13. The method of claim 1, further comprising:

determining, by the processing circuit, a quality level of the DTI data using a fiber tracking technique.

14. The method of claim 1, further comprising:

calculating, by the processing circuit, an approximate or actual fiber count of the first and second nerve branches based on an analysis of the DTI data.

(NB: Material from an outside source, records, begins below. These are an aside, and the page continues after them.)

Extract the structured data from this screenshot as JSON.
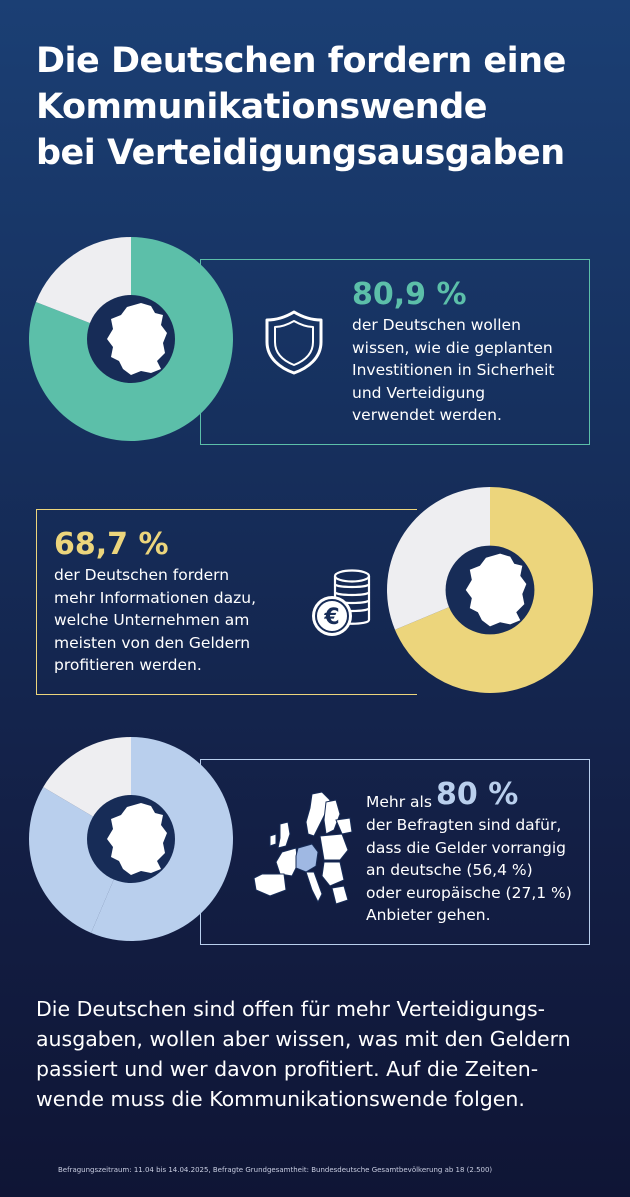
{
  "title_lines": [
    "Die Deutschen fordern eine",
    "Kommunikationswende",
    "bei Verteidigungsausgaben"
  ],
  "colors": {
    "teal": "#5cbfa9",
    "yellow": "#ecd57c",
    "lightblue": "#b9cfed",
    "remainder": "#eeeef1",
    "center": "#172c57",
    "eu_highlight": "#9fb8e3"
  },
  "icons": [
    "shield-icon",
    "euro-coins-icon",
    "europe-map-icon",
    "germany-map-icon"
  ],
  "chart_data": [
    {
      "type": "pie",
      "style": "donut",
      "values": [
        80.9,
        19.1
      ],
      "stat_label": "80,9 %",
      "description_lines": [
        "der Deutschen wollen",
        "wissen, wie die geplanten",
        "Investitionen in Sicherheit",
        "und Verteidigung",
        "verwendet werden."
      ]
    },
    {
      "type": "pie",
      "style": "donut",
      "values": [
        68.7,
        31.3
      ],
      "stat_label": "68,7 %",
      "description_lines": [
        "der Deutschen fordern",
        "mehr Informationen dazu,",
        "welche Unternehmen am",
        "meisten von den Geldern",
        "profitieren werden."
      ]
    },
    {
      "type": "pie",
      "style": "donut",
      "values": [
        56.4,
        27.1,
        16.5
      ],
      "stat_prefix": "Mehr als",
      "stat_label": "80 %",
      "description_lines": [
        "der Befragten sind dafür,",
        "dass die Gelder vorrangig",
        "an deutsche (56,4 %)",
        "oder europäische (27,1 %)",
        "Anbieter gehen."
      ]
    }
  ],
  "conclusion_lines": [
    "Die Deutschen sind offen für mehr Verteidigungs-",
    "ausgaben, wollen aber wissen, was mit den Geldern",
    "passiert und wer davon profitiert. Auf die Zeiten-",
    "wende muss die Kommunikationswende folgen."
  ],
  "footnote": "Befragungszeitraum: 11.04 bis 14.04.2025, Befragte Grundgesamtheit: Bundesdeutsche Gesamtbevölkerung ab 18 (2.500)"
}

15. The method of claim 1, further comprising:

performing, by the processing circuit, a fiber-guided region of interest (ROI) placement in the first or second nerve branches based on fiber-tracking guided measurements of FA, ADC, or average diffusivity of the first or second nerve branches.

16. The method of claim 1, further comprising:

providing, by the processing circuit, data indicative of the detected potential nerve damage to an electronic display.

17. A non-transitory computer readable medium containing program instructions for detecting potential nerve damage, the computer readable medium comprising:

program instructions that identify diffusion tensor imaging (DTI) data of a peripheral nerve in a subject that is associated with an area of pain experienced by the subject;

program instructions that determine one or more DTI-derived measurements from the DTI data for each of one or more nerve branches of the peripheral nerve; and

program instructions that detect potential nerve damage in a particular nerve branch of the one or more nerve branches based on the one or more DTI-derived measurements associated with the particular nerve branch.